Chega ao banheiro. Lava a dentadura, escova com limão e uma pitada de bicarbonato de sódio. Fazia mal, dizia uma das noras, qu’era dentista. Luisa se fazia de surda. “Sua mãe está ficando surda”, continuava a dentista. Luisa escutava muito bem. Lavou o rosto, secou o rosto, fitou o rosto no espelho; por três minutos, para ser específico. Menos três a gastar.
Luisa teve três filhos e o quarto veio da irmã, que, mãe solteira e jovem, entregou-lhe a Luisa para qu’a criança fosse bem criada.

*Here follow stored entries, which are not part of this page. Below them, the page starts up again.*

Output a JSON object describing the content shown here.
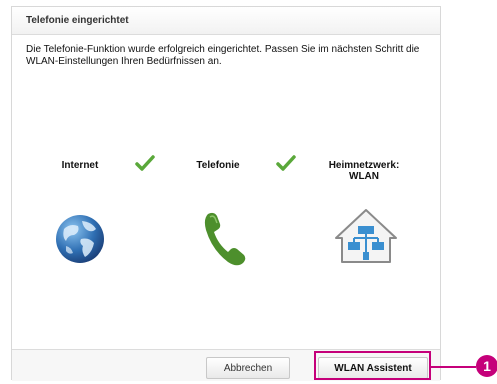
{
  "dialog": {
    "title": "Telefonie eingerichtet",
    "description": "Die Telefonie-Funktion wurde erfolgreich eingerichtet. Passen Sie im nächsten Schritt die WLAN-Einstellungen Ihren Bedürfnissen an."
  },
  "steps": [
    {
      "label": "Internet",
      "done": true,
      "icon": "globe-icon"
    },
    {
      "label": "Telefonie",
      "done": true,
      "icon": "phone-icon"
    },
    {
      "label_line1": "Heimnetzwerk:",
      "label_line2": "WLAN",
      "done": false,
      "icon": "home-network-icon"
    }
  ],
  "buttons": {
    "cancel": "Abbrechen",
    "wlan_assistant": "WLAN Assistent"
  },
  "annotation": {
    "marker": "1"
  },
  "colors": {
    "check": "#5aa83a",
    "accent": "#c5007a",
    "globe": "#2f6fb3",
    "phone": "#4d8f2c",
    "house": "#3a8fd0"
  }
}
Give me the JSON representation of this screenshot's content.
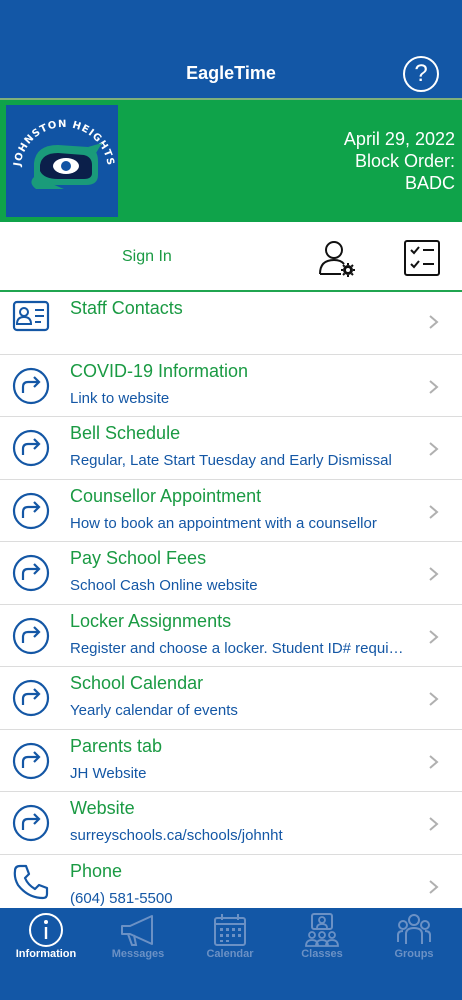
{
  "header": {
    "title": "EagleTime",
    "help_icon": "help-circle-icon"
  },
  "banner": {
    "logo_text": "JOHNSTON HEIGHTS",
    "date": "April 29, 2022",
    "block_label": "Block Order:",
    "block_order": "BADC"
  },
  "account": {
    "sign_in_label": "Sign In",
    "profile_icon": "user-settings-icon",
    "checklist_icon": "checklist-icon"
  },
  "list": [
    {
      "title": "Staff Contacts",
      "subtitle": "",
      "icon": "contact-card-icon"
    },
    {
      "title": "COVID-19 Information",
      "subtitle": "Link to website",
      "icon": "share-arrow-icon"
    },
    {
      "title": "Bell Schedule",
      "subtitle": "Regular, Late Start Tuesday and Early Dismissal",
      "icon": "share-arrow-icon"
    },
    {
      "title": "Counsellor Appointment",
      "subtitle": "How to book an appointment with a counsellor",
      "icon": "share-arrow-icon"
    },
    {
      "title": "Pay School Fees",
      "subtitle": "School Cash Online website",
      "icon": "share-arrow-icon"
    },
    {
      "title": "Locker Assignments",
      "subtitle": "Register and choose a locker. Student ID# requi…",
      "icon": "share-arrow-icon"
    },
    {
      "title": "School Calendar",
      "subtitle": "Yearly calendar of events",
      "icon": "share-arrow-icon"
    },
    {
      "title": "Parents tab",
      "subtitle": "JH Website",
      "icon": "share-arrow-icon"
    },
    {
      "title": "Website",
      "subtitle": "surreyschools.ca/schools/johnht",
      "icon": "share-arrow-icon"
    },
    {
      "title": "Phone",
      "subtitle": "(604) 581-5500",
      "icon": "phone-icon"
    }
  ],
  "tabs": [
    {
      "label": "Information",
      "icon": "info-icon",
      "active": true
    },
    {
      "label": "Messages",
      "icon": "megaphone-icon",
      "active": false
    },
    {
      "label": "Calendar",
      "icon": "calendar-icon",
      "active": false
    },
    {
      "label": "Classes",
      "icon": "classes-icon",
      "active": false
    },
    {
      "label": "Groups",
      "icon": "groups-icon",
      "active": false
    }
  ],
  "colors": {
    "brand_blue": "#1357a6",
    "brand_green": "#0fa34a",
    "link_green": "#1a9a43",
    "text_blue": "#1457a5"
  }
}
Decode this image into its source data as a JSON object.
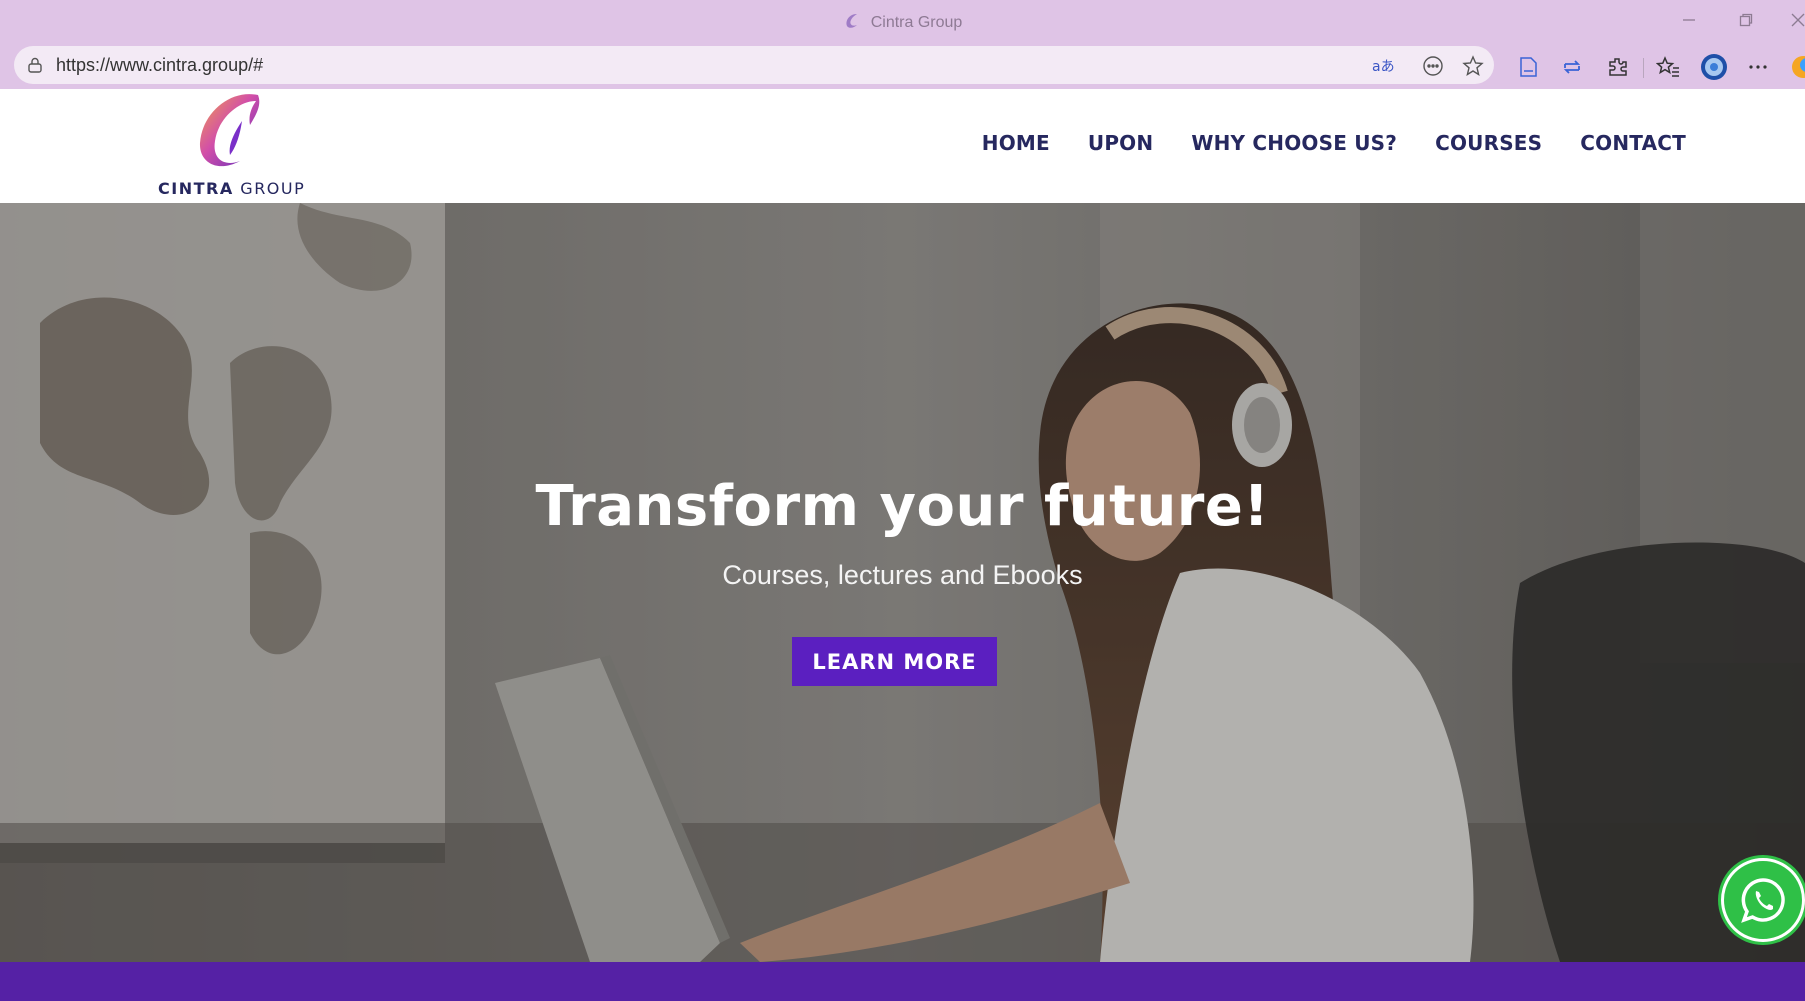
{
  "browser": {
    "tab_title": "Cintra Group",
    "url": "https://www.cintra.group/#",
    "icons": [
      "lock-icon",
      "read-aloud-icon",
      "more-tools-icon",
      "favorite-star-icon",
      "reading-view-icon",
      "refresh-sync-icon",
      "extensions-icon",
      "favorites-icon",
      "profile-icon",
      "more-options-icon",
      "minimize-icon",
      "restore-icon",
      "close-icon"
    ]
  },
  "site": {
    "logo": {
      "word_bold": "CINTRA",
      "word_light": " GROUP"
    },
    "nav": [
      {
        "label": "HOME"
      },
      {
        "label": "UPON"
      },
      {
        "label": "WHY CHOOSE US?"
      },
      {
        "label": "COURSES"
      },
      {
        "label": "CONTACT"
      }
    ]
  },
  "hero": {
    "title": "Transform your future!",
    "subtitle": "Courses, lectures and Ebooks",
    "button": "LEARN MORE"
  },
  "colors": {
    "chrome": "#dfc4e6",
    "nav_text": "#26285f",
    "accent_purple": "#5b1fc0",
    "footer_band": "#5521a5",
    "whatsapp_green": "#2fc047"
  }
}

Augusto era este, morrera dois anos antes daquela manhã – bebia muito. O filho mais velho tinha lá seus cinquenta anos, era casado com a dentista e tinha uma só filha. Roberto era engenheiro, ganhava bem, morava na capital e à mãe via mal, talvez uma vez por ano, quando ouvia sempre sua mulher declarar a surdez de Luisa.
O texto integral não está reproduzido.